Apparently similar code generates different results when it is abstracted in a for-loop.
This is header code common to both alternatives:
library(ggplot2)
library(gridExtra)
# factor common plot format elements
o2b <- colorRampPalette(c("brown", "orange"))(4)
textsize=8
pt <- theme(panel.grid.major=element_blank(), panel.grid.minor=element_blank(),
panel.background=element_blank(), panel.border=element_blank(),
plot.title=element_blank(), plot.margin = unit(c(5.5,12,5.5,5.5), "pt"),
legend.background=element_blank(), legend.key=element_blank(), legend.position=c(1,1),
legend.justification=c(1,1), legend.text=element_text(size=textsize), legend.title=element_text(size=textsize),
axis.line=element_line(colour="black"), axis.text=element_text(size=textsize, colour="black"),
axis.title=element_text(size=textsize))
1) This is the code without a for-loop:
# fill list of plots of 4 scatterplot rank-size distributions
p <- list()
# each plot differs by setting x values for all scatterplots to the value of x in one of the scatterplots, by turn
p[[1]] <-ggplot(temp1, aes(x=rep(rank[naics_level==2], 4), y=rhh, colour=factor(naics_level))) + pt +
geom_point(shape=1, size=1) + scale_color_manual(values=o2b) +
guides(colour = guide_legend(title="Niveau de NAICS", title.position = "left", reverse=T)) +
labs(x="Rang des MSA", y="Diversité sectorielle basée sur l'emploi en 2015")

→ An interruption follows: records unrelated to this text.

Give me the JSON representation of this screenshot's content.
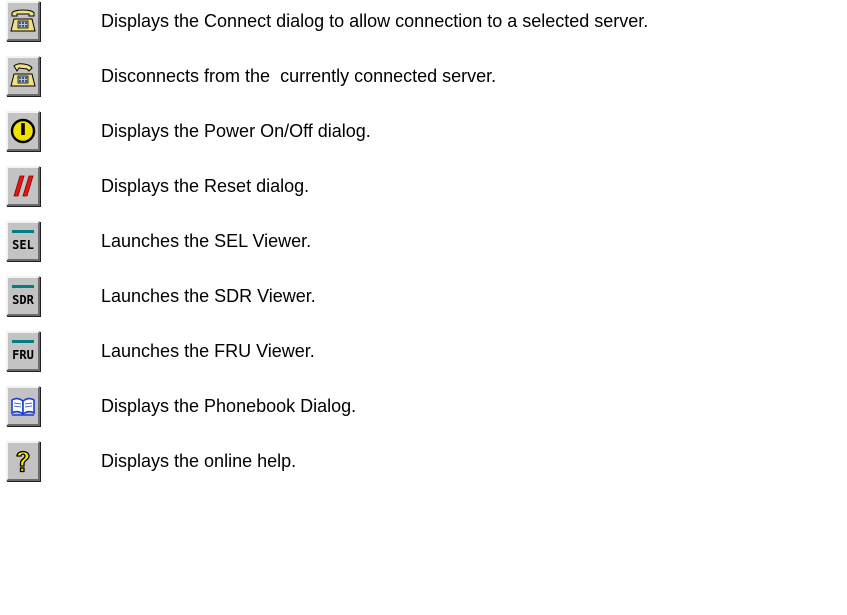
{
  "toolbar_buttons": [
    {
      "icon": "connect-phone-icon",
      "description": "Displays the Connect dialog to allow connection to a selected server."
    },
    {
      "icon": "disconnect-phone-icon",
      "description": "Disconnects from the  currently connected server."
    },
    {
      "icon": "power-icon",
      "description": "Displays the Power On/Off dialog."
    },
    {
      "icon": "reset-icon",
      "description": "Displays the Reset dialog."
    },
    {
      "icon": "sel-viewer-icon",
      "label": "SEL",
      "description": "Launches the SEL Viewer."
    },
    {
      "icon": "sdr-viewer-icon",
      "label": "SDR",
      "description": "Launches the SDR Viewer."
    },
    {
      "icon": "fru-viewer-icon",
      "label": "FRU",
      "description": "Launches the FRU Viewer."
    },
    {
      "icon": "phonebook-icon",
      "description": "Displays the Phonebook Dialog."
    },
    {
      "icon": "help-icon",
      "description": "Displays the online help."
    }
  ],
  "colors": {
    "button_face": "#c3c3c3",
    "power_yellow": "#f2e200",
    "reset_red": "#e01818",
    "viewer_teal": "#008080",
    "phonebook_blue": "#1a3fd0",
    "help_yellow": "#f0e400"
  }
}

p[[2]] <-ggplot(temp1, aes(x=rep(rank[naics_level==3], 4), y=rhh, colour=factor(naics_level))) + pt +
geom_point(shape=1, size=1) + scale_color_manual(values=o2b) +
guides(colour = guide_legend(title="Niveau de NAICS", title.position = "left", reverse=T)) +
labs(x="Rang des MSA", y="Diversité sectorielle basée sur l'emploi en 2015")
p[[3]] <-ggplot(temp1, aes(x=rep(rank[naics_level==4], 4), y=rhh, colour=factor(naics_level))) + pt +
geom_point(shape=1, size=1) + scale_color_manual(values=o2b) +
guides(colour = guide_legend(title="Niveau de NAICS", title.position = "left", reverse=T)) +
labs(x="Rang des MSA", y="Diversité sectorielle basée sur l'emploi en 2015")
p[[4]] <-ggplot(temp1, aes(x=rep(rank[naics_level==5], 4), y=rhh, colour=factor(naics_level))) + pt +
geom_point(shape=1, size=1) + scale_color_manual(values=o2b) +
guides(colour = guide_legend(title="Niveau de NAICS", title.position = "left", reverse=T)) +
labs(x="Rang des MSA", y="Diversité sectorielle basée sur l'emploi en 2015")
library(gridExtra)
grid.arrange(grobs=p, nrow=2)
which results in:
2) This is the same code in a for-loop:
p <- list()
for (n in 1:4) {
p[[n]] <- ggplot(temp1, aes(x=rep(rank[naics_level==n+1], 4), y=rhh, colour=factor(naics_level))) + pt +
geom_point(shape=1, size=1) + scale_color_manual(values=o2b) +
guides(colour = guide_legend(title="Niveau de NAICS", title.position = "left", reverse=T)) +
labs(x="Rang des MSA", y="Diversité sectorielle basée sur l'emploi en 2015")
}
grid.arrange(grobs=p, nrow=2)
which results in:
This time, all plots are duplicates of the 4th plot obtained by the first method. Where am I going wrong?